なんと言ったらいいのかな、収穫したばかりの酸っぱいのじゃなくて、一回地面に落ちたみたいな、熟して味がゆるんだ感じのが好きなんです。わかりますかね(笑)? とにかく、果物に対してそんな感性の私でも、この本に載ってる果物のおつまみは、食べてみたいと思えました。

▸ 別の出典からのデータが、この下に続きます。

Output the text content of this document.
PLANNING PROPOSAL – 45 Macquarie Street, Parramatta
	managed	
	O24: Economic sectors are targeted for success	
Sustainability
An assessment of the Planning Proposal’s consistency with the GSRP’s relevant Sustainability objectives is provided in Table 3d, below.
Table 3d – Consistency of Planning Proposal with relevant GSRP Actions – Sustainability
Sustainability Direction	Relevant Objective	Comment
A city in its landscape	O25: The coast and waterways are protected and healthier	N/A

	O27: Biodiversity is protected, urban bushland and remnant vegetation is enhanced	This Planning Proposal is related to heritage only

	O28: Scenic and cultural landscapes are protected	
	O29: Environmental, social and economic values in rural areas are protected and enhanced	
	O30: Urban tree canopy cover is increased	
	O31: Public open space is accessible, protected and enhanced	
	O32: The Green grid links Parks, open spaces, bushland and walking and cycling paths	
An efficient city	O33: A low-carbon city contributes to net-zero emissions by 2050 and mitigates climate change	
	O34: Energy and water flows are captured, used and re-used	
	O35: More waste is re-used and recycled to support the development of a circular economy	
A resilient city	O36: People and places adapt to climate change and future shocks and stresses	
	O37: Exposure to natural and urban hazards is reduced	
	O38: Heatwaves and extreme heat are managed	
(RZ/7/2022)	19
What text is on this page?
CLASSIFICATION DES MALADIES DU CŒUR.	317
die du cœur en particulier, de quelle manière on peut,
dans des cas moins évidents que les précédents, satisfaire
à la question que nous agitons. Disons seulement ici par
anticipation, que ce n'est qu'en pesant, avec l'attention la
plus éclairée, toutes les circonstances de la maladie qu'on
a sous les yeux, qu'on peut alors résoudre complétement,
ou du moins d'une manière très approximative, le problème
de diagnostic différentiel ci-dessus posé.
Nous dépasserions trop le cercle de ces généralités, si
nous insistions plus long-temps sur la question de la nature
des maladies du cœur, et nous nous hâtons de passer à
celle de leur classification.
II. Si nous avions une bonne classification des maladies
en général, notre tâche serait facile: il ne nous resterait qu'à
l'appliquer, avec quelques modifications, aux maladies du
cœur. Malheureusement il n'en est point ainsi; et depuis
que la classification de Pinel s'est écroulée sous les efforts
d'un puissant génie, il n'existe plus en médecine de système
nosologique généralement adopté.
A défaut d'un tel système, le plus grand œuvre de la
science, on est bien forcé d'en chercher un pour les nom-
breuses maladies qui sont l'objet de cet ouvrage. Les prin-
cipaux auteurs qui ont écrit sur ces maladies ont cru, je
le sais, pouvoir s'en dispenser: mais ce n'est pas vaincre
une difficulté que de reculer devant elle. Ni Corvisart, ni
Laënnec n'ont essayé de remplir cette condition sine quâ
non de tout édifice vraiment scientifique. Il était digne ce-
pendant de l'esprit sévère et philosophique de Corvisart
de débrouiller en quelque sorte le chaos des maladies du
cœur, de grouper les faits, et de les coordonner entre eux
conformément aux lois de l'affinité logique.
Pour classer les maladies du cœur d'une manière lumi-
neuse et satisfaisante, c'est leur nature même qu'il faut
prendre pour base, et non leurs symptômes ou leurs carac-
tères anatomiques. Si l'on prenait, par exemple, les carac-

――ネットで話題になった「桃とモッツァレラのサラダ」のオリジナルレシピも収録しているんですよね。

ハナコ

桃モッツァレラは、ネットにいろんな亜流のレシピが出回りましたけど、内田真美先生のオリジナルのレシピでちゃんと作ってほしいんですよ。 ふだん、自分のレシピは、『SOLO』の連載も分量を載せていないくらいで、好きなように作ってくれたらいいと思っているんですが、桃モッツァレラだけは別です。

新久

「本当に必要なメンバーだけが、お互いのことを引き立て合い~」という説明が、素晴らしすぎて朗読しようかと思いました(笑)。

ハナコ

モッツァレラチーズは手でちぎらなきゃダメだし、桃は乱切りじゃないといけないし、レモンはあくまで香り付けのために皮を使うのがポイント。 レモン果汁だと桃の甘みと同調してしまうから、酸味は白ワインビネガーで加えないと意味がないんです。 一挙一動に意味のある、本当に研ぎすまされた、センスのかたまりのようなレシピなんですよ。